Shilla pernah mengunjungi tempat ini tapi tak pada malam hari seperti ini. Dia
tidak tahu apa maksud Cakka membawanya ke tempat ini.
“Ayo Shill, kita belum sampai.”
Kata Cakka. Kemudian Shilla mengikuti Cakka dan berjalan di sampingnya. Mereka
menaiki tangga yang tak jauh dari lapangan, berjalan menanjak menuju tempat
yang seperti bukit jika dilihat dari bawah.
Setelah tiba, Shilla
terkagum-kagum terhadap apa yang dilihatnya dari atas sini dia dapat melihat
kerlipan lampu jalanan dan lampu rumah-rumah yang berada di bawah sana.
Sedangkan jika ia menengadah ke atas dia dapat melihat ribuan kerlip bintang
yang bersinar. Cakka tersenyum melihat wajah Shilla. “Kamu suka tempat ini?”
tanya Cakka kemudian. Shilla mengangguk senang. “Kok kamu tahu tempat kayak
gini sih? Aku bahkan yang pernah ke taman di bawah sana enggak pernah tahu
kalau malam, di sini ada tempat yang seindah ini.” Jawab Shilla.
“Dulu aku sering ke sini sama
anak-anak basket.” Jawab Cakka yang kemudian mengajak Shilla duduk di salah satu
kursi yang menghadap lampu-lampu perkotaan.
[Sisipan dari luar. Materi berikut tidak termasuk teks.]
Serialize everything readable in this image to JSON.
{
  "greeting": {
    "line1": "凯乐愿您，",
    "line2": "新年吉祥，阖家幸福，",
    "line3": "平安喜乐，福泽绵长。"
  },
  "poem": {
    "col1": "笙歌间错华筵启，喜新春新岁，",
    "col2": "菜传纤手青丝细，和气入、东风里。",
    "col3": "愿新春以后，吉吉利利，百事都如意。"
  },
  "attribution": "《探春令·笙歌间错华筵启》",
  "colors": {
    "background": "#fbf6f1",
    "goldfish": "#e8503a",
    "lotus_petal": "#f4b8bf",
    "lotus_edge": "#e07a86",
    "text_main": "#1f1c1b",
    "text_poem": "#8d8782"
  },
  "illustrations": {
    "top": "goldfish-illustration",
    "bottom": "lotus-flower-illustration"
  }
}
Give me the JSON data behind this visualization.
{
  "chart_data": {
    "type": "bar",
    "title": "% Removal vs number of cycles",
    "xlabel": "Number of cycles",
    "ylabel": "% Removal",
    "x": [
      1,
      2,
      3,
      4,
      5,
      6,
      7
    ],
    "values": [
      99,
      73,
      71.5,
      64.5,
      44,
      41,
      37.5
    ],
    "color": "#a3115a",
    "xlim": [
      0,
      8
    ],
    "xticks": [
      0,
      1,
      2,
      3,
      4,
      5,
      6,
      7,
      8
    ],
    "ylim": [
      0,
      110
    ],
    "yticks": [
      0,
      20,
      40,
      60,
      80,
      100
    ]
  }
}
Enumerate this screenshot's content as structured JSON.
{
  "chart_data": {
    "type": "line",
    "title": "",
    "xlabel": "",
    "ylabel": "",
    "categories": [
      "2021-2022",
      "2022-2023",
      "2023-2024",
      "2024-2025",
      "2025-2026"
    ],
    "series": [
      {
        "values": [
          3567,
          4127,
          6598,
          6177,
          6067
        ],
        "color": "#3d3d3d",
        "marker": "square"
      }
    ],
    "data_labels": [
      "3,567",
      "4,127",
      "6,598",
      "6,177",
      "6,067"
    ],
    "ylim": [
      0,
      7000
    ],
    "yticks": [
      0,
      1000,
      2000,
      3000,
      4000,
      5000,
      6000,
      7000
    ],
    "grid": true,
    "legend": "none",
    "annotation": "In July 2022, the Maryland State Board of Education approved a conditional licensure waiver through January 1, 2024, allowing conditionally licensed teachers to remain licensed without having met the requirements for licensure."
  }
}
“Ini indah banget Kka. Makasih
udah mau ajak aku ke sini, aku emang suka lihat bintang. Coba aja malam ini ada
bintang jatuh kita bisa buat permohonan.” Ucap Shilla.
“Apa permohonan yang kamu
minta?” tanya Cakka penasaran. Shilla hanya memandang bintang di langit itu
sambil tersenyum. “mm.. rahasia.” Jawab Shilla kemudian.
Cakka ikut tersenyum dan
mengikuti Shilla memandang langit. “Aku juga akan membuat permohonan.” Shilla
menoleh ke arah Cakka, penasaran apa permohonan Cakka. “Apa yang kamu minta?”
tanya Shilla.
Cakka diam cukup lama dan Shilla
pun tak mendesak atas jawaban itu, pertanyaan itu dibiarkannya menggantung
beberapa saat. “Aku pengen kamu enggak ngehindarin aku lagi dan aku pengen kamu
tetep di sampingku apapun yang terjadi.” Kata Cakka, yang sontak berhasil
membuat Shilla terkejut.
Cakka menolehkan wajahnya ke
arah Shilla yang otomatis membuat mereka saling berhadapan. Mata mereka saling
beradu. “Shill, apa kamu suka sama aku?” tanya Cakka kemudian. Shilla kembali
terkejut, dia tak mampu berkata apa-apa lagi. Jantungnya mulai terpompa lebih
cepat segala sesuatu di sekitarnya menjadi semakin kental, hingga rasanya ia
susah untuk bernafas.
Cakka masih menanti jawaban dari
Shilla, sekalipun itu hanyalah anggukan atau gelengan. Ia ingin mendengar dari
Shilla sendiri. Tapi tak ada reaksi apapun yang ditunjukkan Shilla. “Kalau kamu
enggak bisa bilang kata-kata itu, aku yang akan bilang sama kamu.” Kata Cakka
kemudian.
“Aku suka sama kamu Shill.” Cakka
diam sejenak. “Sebenernya aku udah suka kamu sejak pertama kali lihat kamu di
SMA. Tapi, waktu kita sempet deket dulu, kamu seperti jaga jarak sama aku.”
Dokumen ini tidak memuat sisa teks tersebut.